Any triumph Teresa had felt at the progress of their investigation faded. What had Peron said to the earl? “He is someone I knew in Spain.”
“Not a friend.”
“No.”
“Enemy?” asked Tom.
She had not thought so. She had never done anything to Peron. Except refuse to help him in England. Perhaps this was his revenge. “He is one of those who takes joy in malice,” she said.
Tom nodded. “Want me to run him off?”
He did not ask for reasons to take her side, still less excuses. His faith warmed her heart, even as his careless confidence worried her. Alessandro Peron would see Tom as a worthless underling. His response would be vicious. “No.”
“You think I can’t?”
She did have doubts, but more, she didn’t want to risk him. “I will take care of this matter.” She would find some means, though this was not as simple as routing Dilch.
Tom gazed at her with an understanding beyond his years. “Blackmailer?” he asked.
Startled, Teresa drew back. So much of the time Tom seemed just a jolly lad, ready with a fantastical phrase or a joke. It was easy to forget that beneath that surface he was acutely, in this moment alarmingly, observant. And he knew as much about the seamier side of the world as she—perhaps even more. With all this, he was a staunch friend. He would never disdain her choices. Teresa nodded. “I have done things in my life, in order to survive, of which I’m not proud.”

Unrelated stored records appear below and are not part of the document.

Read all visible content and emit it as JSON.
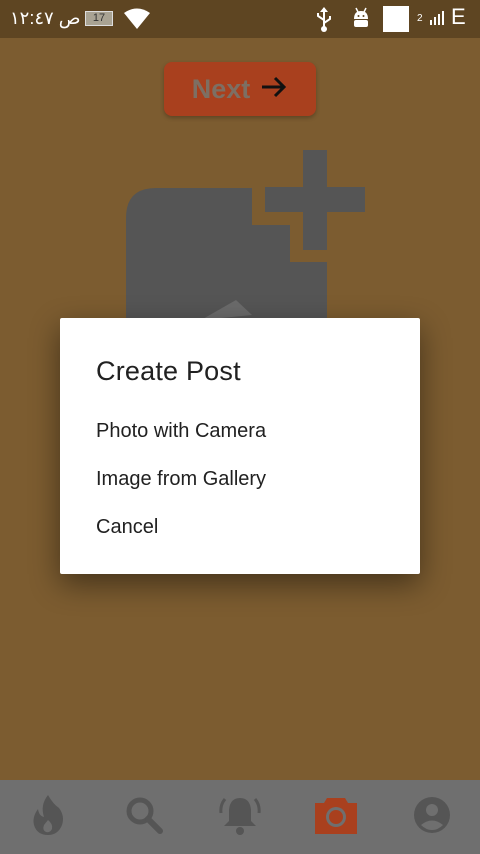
{
  "status_bar": {
    "time": "ص ١٢:٤٧",
    "battery": "17",
    "signal_label": "2",
    "network": "E"
  },
  "background": {
    "next_button_label": "Next",
    "accent_color": "#a9401e"
  },
  "dialog": {
    "title": "Create Post",
    "options": [
      "Photo with Camera",
      "Image from Gallery",
      "Cancel"
    ]
  },
  "bottom_nav": {
    "items": [
      "fire-icon",
      "search-icon",
      "notifications-icon",
      "camera-icon",
      "account-icon"
    ],
    "active": "camera-icon"
  }
}
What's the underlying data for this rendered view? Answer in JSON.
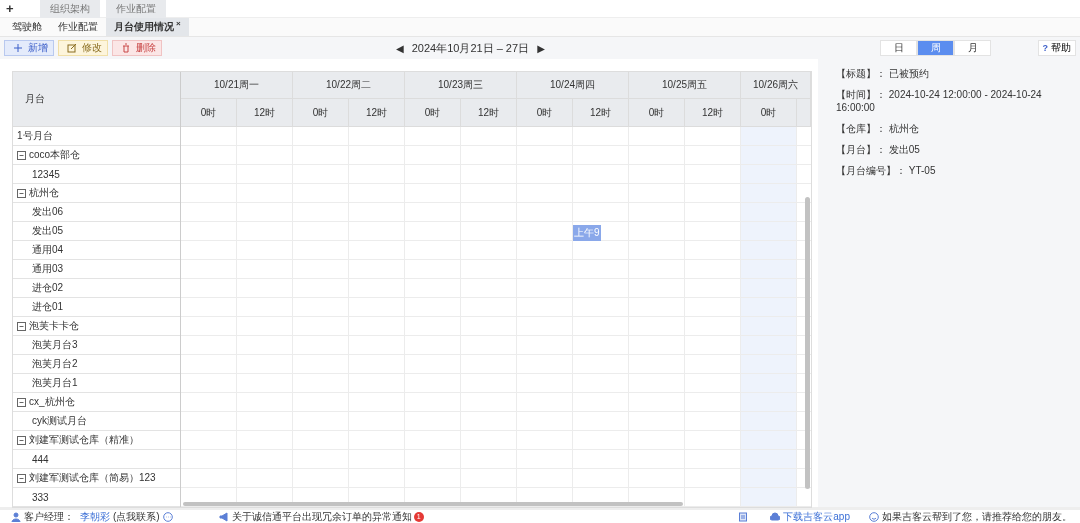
{
  "top_bar": {
    "add": "+",
    "tabs": [
      {
        "label": "组织架构"
      },
      {
        "label": "作业配置"
      }
    ]
  },
  "page_tabs": [
    {
      "label": "驾驶舱",
      "selected": false
    },
    {
      "label": "作业配置",
      "selected": false
    },
    {
      "label": "月台使用情况",
      "selected": true,
      "close": "×"
    }
  ],
  "toolbar": [
    {
      "kind": "add",
      "label": "新增"
    },
    {
      "kind": "edit",
      "label": "修改"
    },
    {
      "kind": "delete",
      "label": "删除"
    }
  ],
  "date_nav": {
    "prev": "◀",
    "range": "2024年10月21日 – 27日",
    "next": "▶"
  },
  "views": [
    {
      "label": "日",
      "selected": false
    },
    {
      "label": "周",
      "selected": true
    },
    {
      "label": "月",
      "selected": false
    }
  ],
  "help": {
    "icon": "?",
    "label": "帮助"
  },
  "calendar": {
    "resource_header": "月台",
    "days": [
      {
        "label": "10/21周一",
        "hours": [
          {
            "label": "0时",
            "today": false
          },
          {
            "label": "12时",
            "today": false
          }
        ]
      },
      {
        "label": "10/22周二",
        "hours": [
          {
            "label": "0时",
            "today": false
          },
          {
            "label": "12时",
            "today": false
          }
        ]
      },
      {
        "label": "10/23周三",
        "hours": [
          {
            "label": "0时",
            "today": false
          },
          {
            "label": "12时",
            "today": false
          }
        ]
      },
      {
        "label": "10/24周四",
        "hours": [
          {
            "label": "0时",
            "today": false
          },
          {
            "label": "12时",
            "today": false
          }
        ]
      },
      {
        "label": "10/25周五",
        "hours": [
          {
            "label": "0时",
            "today": false
          },
          {
            "label": "12时",
            "today": false
          }
        ]
      },
      {
        "label": "10/26周六",
        "hours": [
          {
            "label": "0时",
            "today": true
          }
        ]
      }
    ],
    "resources": [
      {
        "name": "1号月台"
      },
      {
        "name": "coco本部仓",
        "expanded": true,
        "children": [
          {
            "name": "12345"
          }
        ]
      },
      {
        "name": "杭州仓",
        "expanded": true,
        "children": [
          {
            "name": "发出06"
          },
          {
            "name": "发出05",
            "events": [
              {
                "label": "上午9",
                "title": "已被预约",
                "start": "2024-10-24 12:00:00",
                "end": "2024-10-24 16:00:00",
                "warehouse": "杭州仓",
                "dock": "发出05",
                "code": "YT-05"
              }
            ]
          },
          {
            "name": "通用04"
          },
          {
            "name": "通用03"
          },
          {
            "name": "进仓02"
          },
          {
            "name": "进仓01"
          }
        ]
      },
      {
        "name": "泡芙卡卡仓",
        "expanded": true,
        "children": [
          {
            "name": "泡芙月台3"
          },
          {
            "name": "泡芙月台2"
          },
          {
            "name": "泡芙月台1"
          }
        ]
      },
      {
        "name": "cx_杭州仓",
        "expanded": true,
        "children": [
          {
            "name": "cyk测试月台"
          }
        ]
      },
      {
        "name": "刘建军测试仓库（精准）",
        "expanded": true,
        "children": [
          {
            "name": "444"
          }
        ]
      },
      {
        "name": "刘建军测试仓库（简易）123",
        "expanded": true,
        "children": [
          {
            "name": "333"
          }
        ]
      }
    ]
  },
  "details": {
    "labels": [
      "【标题】：",
      "【时间】：",
      "【仓库】：",
      "【月台】：",
      "【月台编号】："
    ],
    "separator": "-"
  },
  "footer": {
    "manager_label": "客户经理：",
    "manager_name": "李朝彩",
    "contact": "(点我联系)",
    "notice": "关于诚信通平台出现冗余订单的异常通知",
    "notice_badge": "1",
    "download": "下载吉客云app",
    "recommend": "如果吉客云帮到了您，请推荐给您的朋友。"
  }
}
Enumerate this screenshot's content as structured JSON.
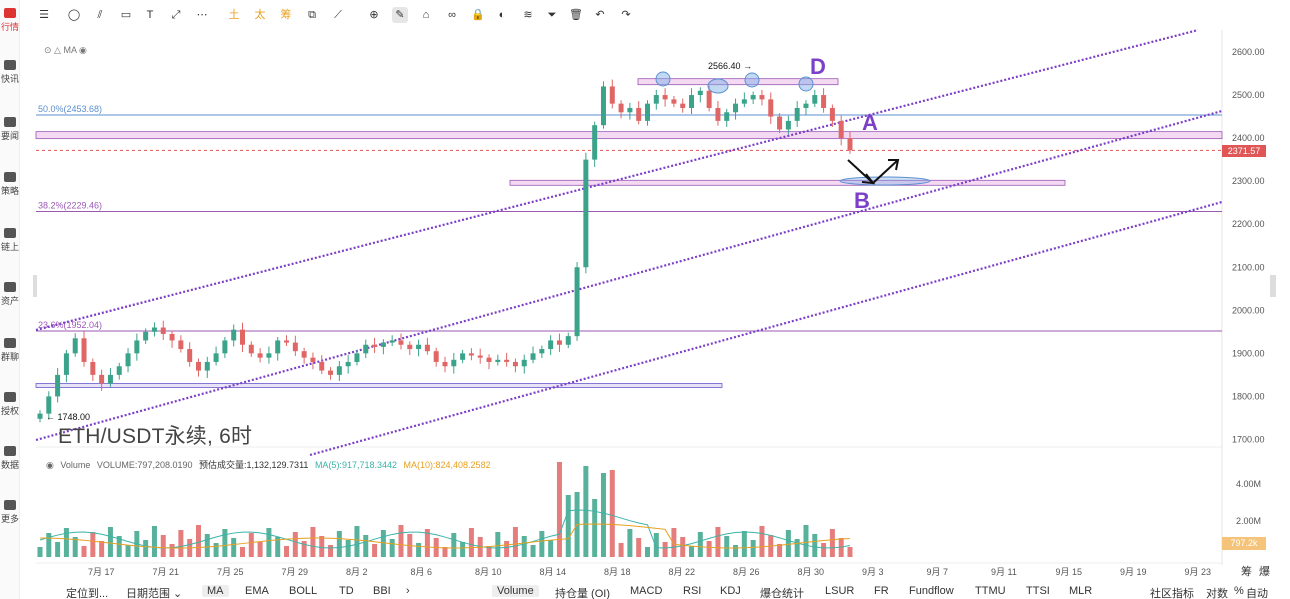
{
  "nav": {
    "items": [
      {
        "label": "行情",
        "active": true
      },
      {
        "label": "快讯"
      },
      {
        "label": "要闻"
      },
      {
        "label": "策略"
      },
      {
        "label": "链上"
      },
      {
        "label": "资产"
      },
      {
        "label": "群聊"
      },
      {
        "label": "授权"
      },
      {
        "label": "数据"
      },
      {
        "label": "更多"
      }
    ]
  },
  "toolbar": {
    "icons": [
      "menu-icon",
      "ellipse-icon",
      "parallel-lines-icon",
      "rectangle-icon",
      "text-icon",
      "arrow-line-icon",
      "more-dots-icon",
      "fib-1-icon",
      "fib-2-icon",
      "fib-3-icon",
      "copy-icon",
      "measure-icon",
      "ruler-icon",
      "pencil-icon",
      "zoom-icon",
      "magnet-icon",
      "lock-icon",
      "eye-icon",
      "layers-icon",
      "filter-icon",
      "trash-icon",
      "undo-icon",
      "redo-icon"
    ],
    "glyphs": [
      "☰",
      "◯",
      "⫽",
      "▭",
      "T",
      "⤢",
      "⋯",
      "土",
      "太",
      "筹",
      "⧉",
      "⟋",
      "⊕",
      "✎",
      "⌂",
      "∞",
      "🔒",
      "◐",
      "≋",
      "⏷",
      "🗑",
      "↶",
      "↷"
    ]
  },
  "ma_legend": {
    "label": "MA"
  },
  "symbol_title": "ETH/USDT永续, 6时",
  "volume_legend": {
    "name": "Volume",
    "volume": "VOLUME:797,208.0190",
    "forecast": "预估成交量:1,132,129.7311",
    "ma5": "MA(5):917,718.3442",
    "ma10": "MA(10):824,408.2582",
    "ma5_color": "#3bb3a8",
    "ma10_color": "#e8a020"
  },
  "annotations": {
    "fib_50": "50.0%(2453.68)",
    "fib_382": "38.2%(2229.46)",
    "fib_236": "23.6%(1952.04)",
    "high_label": "2566.40 →",
    "low_label": "← 1748.00",
    "letter_a": "A",
    "letter_b": "B",
    "letter_d": "D"
  },
  "price_axis": {
    "ticks": [
      "2600.00",
      "2500.00",
      "2400.00",
      "2300.00",
      "2200.00",
      "2100.00",
      "2000.00",
      "1900.00",
      "1800.00",
      "1700.00"
    ],
    "current_price": "2371.57",
    "volume_ticks": [
      "4.00M",
      "2.00M"
    ],
    "current_volume": "797.2k"
  },
  "time_axis": {
    "ticks": [
      "7月 17",
      "7月 21",
      "7月 25",
      "7月 29",
      "8月 2",
      "8月 6",
      "8月 10",
      "8月 14",
      "8月 18",
      "8月 22",
      "8月 26",
      "8月 30",
      "9月 3",
      "9月 7",
      "9月 11",
      "9月 15",
      "9月 19",
      "9月 23"
    ]
  },
  "bottom_bar": {
    "locate": "定位到...",
    "date_range": "日期范围 ⌄",
    "indicators_left": [
      "MA",
      "EMA",
      "BOLL",
      "TD",
      "BBI"
    ],
    "more_arrow": "›",
    "indicators_right": [
      "Volume",
      "持仓量 (OI)",
      "MACD",
      "RSI",
      "KDJ",
      "爆仓统计",
      "LSUR",
      "FR",
      "Fundflow",
      "TTMU",
      "TTSI",
      "MLR"
    ],
    "community": "社区指标",
    "log": "对数",
    "percent": "%",
    "auto": "自动",
    "corner_top": "筹",
    "corner_top2": "爆"
  },
  "colors": {
    "up": "#3aa38a",
    "down": "#e06666",
    "purple": "#7b3fc9",
    "zone_fill": "#f3d9f2",
    "zone_stroke": "#9b59b6"
  },
  "chart_data": {
    "type": "candlestick",
    "x_range": [
      "7月 14",
      "9月 25"
    ],
    "ylim": [
      1650,
      2650
    ],
    "closes": [
      1760,
      1800,
      1850,
      1900,
      1935,
      1880,
      1850,
      1830,
      1850,
      1870,
      1900,
      1930,
      1950,
      1960,
      1945,
      1930,
      1910,
      1880,
      1860,
      1880,
      1900,
      1930,
      1955,
      1920,
      1900,
      1890,
      1900,
      1930,
      1925,
      1905,
      1890,
      1880,
      1860,
      1850,
      1870,
      1880,
      1900,
      1920,
      1915,
      1925,
      1930,
      1920,
      1910,
      1920,
      1905,
      1880,
      1870,
      1885,
      1900,
      1895,
      1890,
      1880,
      1885,
      1880,
      1870,
      1885,
      1900,
      1910,
      1930,
      1920,
      1940,
      2100,
      2350,
      2430,
      2520,
      2480,
      2460,
      2470,
      2440,
      2480,
      2500,
      2490,
      2480,
      2470,
      2500,
      2510,
      2470,
      2440,
      2460,
      2480,
      2490,
      2500,
      2490,
      2450,
      2420,
      2440,
      2470,
      2480,
      2500,
      2470,
      2440,
      2400,
      2371.57
    ],
    "current_price": 2371.57,
    "high": 2566.4,
    "low": 1748.0
  }
}
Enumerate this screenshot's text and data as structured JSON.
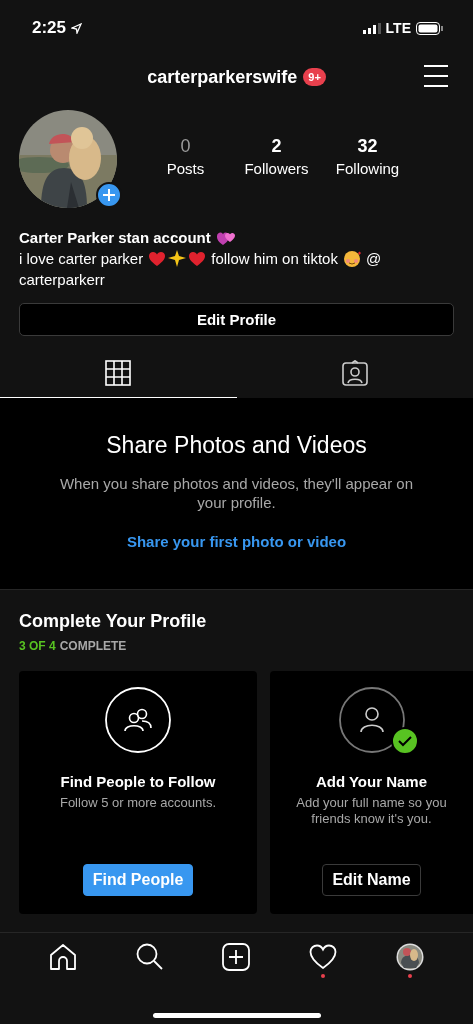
{
  "status_bar": {
    "time": "2:25",
    "network": "LTE"
  },
  "header": {
    "username": "carterparkerswife",
    "badge": "9+"
  },
  "stats": [
    {
      "count": "0",
      "label": "Posts",
      "disabled": true
    },
    {
      "count": "2",
      "label": "Followers",
      "disabled": false
    },
    {
      "count": "32",
      "label": "Following",
      "disabled": false
    }
  ],
  "bio": {
    "title": "Carter Parker stan account",
    "parts": [
      "i love carter parker",
      "follow him on tiktok",
      "@"
    ],
    "handle": "carterparkerr"
  },
  "edit_button": "Edit Profile",
  "tabs": [
    {
      "kind": "grid",
      "selected": true
    },
    {
      "kind": "tagged",
      "selected": false
    }
  ],
  "empty_state": {
    "title": "Share Photos and Videos",
    "description": "When you share photos and videos, they'll appear on your profile.",
    "link": "Share your first photo or video"
  },
  "complete_profile": {
    "title": "Complete Your Profile",
    "progress": "3 OF 4",
    "progress_label": "COMPLETE",
    "cards": [
      {
        "kind": "people",
        "title": "Find People to Follow",
        "description": [
          "Follow 5 or more accounts."
        ],
        "button": "Find People",
        "primary": true,
        "complete": false
      },
      {
        "kind": "name",
        "title": "Add Your Name",
        "description": [
          "Add your full name so you",
          "friends know it's you."
        ],
        "button": "Edit Name",
        "primary": false,
        "complete": true
      }
    ]
  },
  "bottom_nav": [
    {
      "kind": "home",
      "dot": false
    },
    {
      "kind": "search",
      "dot": false
    },
    {
      "kind": "add",
      "dot": false
    },
    {
      "kind": "heart",
      "dot": true
    },
    {
      "kind": "avatar",
      "dot": true
    }
  ]
}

“So have I,” said Tom, looking not the least disturbed. Nor did he ask for details, as some might have.
“This man knows of those things.”
“And he’ll tell ’em, to anybody, if it gets him anything he wants.”
“Yes.”
“Even just a bit of revenge. To hurt you, like.”
She acknowledged that with another nod.
Tom spat out a curse that had no Shakespearean elegance.
They sat in silence. The first artisans began to trickle into the workshop.